H.G.: Saydığın kitaplardan “Köstebek Kuki” ve “Gergedanlar Krep Yemez” de oğlum İda’nın favori kitaplarından, bu yüzden İlk Kitaplığım köşemizin raflarında varlar. Dileyen anneler oradan okuyabilirler. Son olarak harika bir kütüphanede çalışıyorsun ama sana hayallerini sormak istiyorum. Nasıl bir okul kütüphanesi hayal ediyorsun? Sence bir öğrenme ortamı olarak okul kütüphaneleri yaşayan, devingen ve kitapların gizemli dünyasını öğrenciyle buluşturan mekânlar olarak nasıl çağa ayak uyduracaklar ve çocukların dünyasına dokunabilecekler?

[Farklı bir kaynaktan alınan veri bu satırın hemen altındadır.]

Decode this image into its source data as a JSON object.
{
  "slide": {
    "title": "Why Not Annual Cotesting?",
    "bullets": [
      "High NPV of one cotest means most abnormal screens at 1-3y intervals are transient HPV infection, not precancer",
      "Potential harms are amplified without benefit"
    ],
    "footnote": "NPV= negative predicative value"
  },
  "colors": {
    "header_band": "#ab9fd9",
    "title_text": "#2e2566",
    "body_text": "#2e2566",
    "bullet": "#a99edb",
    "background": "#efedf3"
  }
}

N.Z.: Evet, gerçekten de harika bir kütüphanede çalışıyorum. Ben ve arkadaşlarım bir okul kütüphanesinde yapılabilecek her şeyi yapabiliyoruz. Okul kütüphanelerinin çağa ayak uydurabilmesi için, yeterli bütçeyle desteklenmesi ve kütüphanede alanında uzman kütüphanecilerin çalışması olmazsa olmazlardandır. Değişen eğitim yaklaşımlarına ve öğrenen profiline uygun olarak okul kütüphanelerinin de değişmesi gerekiyor. Çocukların kütüphaneye gelmesini sağlamak için ilgi çekici, farklı etkinlikler yapılmalı. Okul kütüphanelerinin eğitimin bir parçası olduğu asla unutulmamalı. Kütüphaneler öğrenme programlarının içinde her daim kullanılan, başvurulan bir yer olmalı. Teknolojik gelişmeler kütüphanenin içinde olmalı. Çocuklar okul kütüphanesine geldiği zaman bilgiyi farklı kaynaklardan bulmanın yanında, kütüphanede keyifli zaman geçirmeliler. Böylece çocuklar kütüphaneye isteyerek ve bilinçli olarak geleceklerdir. Bir okul kütüphanesi düşünün ki; raflarında kitapları var, ama tozlanmamış, (kullanılmış, okunmuş) kapısı kilitli değil, öğrencilerini araştırmalarında yönlendiren, onlara masallar, hikâyeler okuyan bir kütüphanecisi var. Bir okul kütüphanesi düşünün ki; kendisini sürekli güncelliyor.(Yeni çıkmış bir kitabı dahi kütüphanenin rafında görebiliyorsun) Bir okul kütüphanesi düşünün ki; ölmemiş, kullanılıyor, yaşıyor. J

H.G.: Sevgili Nurcan, Kadıköy Anneleri’ndeki İlk Kitaplığım köşemize konuk olduğun için çok teşekkür ederiz. Ayrıca okulumdaki tüm çocuklar ve oğlum için en çok da kendim için teşekkür ederim. Sen ve diğer arkadaşlarımız iyi ki varsınız! Sevgiler,

N.Z.: Ben de teşekkür ederim. Okul kütüphanelerine farklı bir bakış açısı getirebildiysem ne mutlu bana. Tabii yapılanların hepsi bir ekip çalışmasıdır. Tüm çalışma arkadaşlarımla birlikte organize ettiğimiz çalışmalardır. Buradan hepsine teşekkür ediyorum.

Hafize Güner
Yaratıcı Drama Öğretmeni
Özel Şişli Terakki İlköğretim Okulu

Bu röportaj kadıkoyanneleri.com web sitesinde yayımlanmıştır.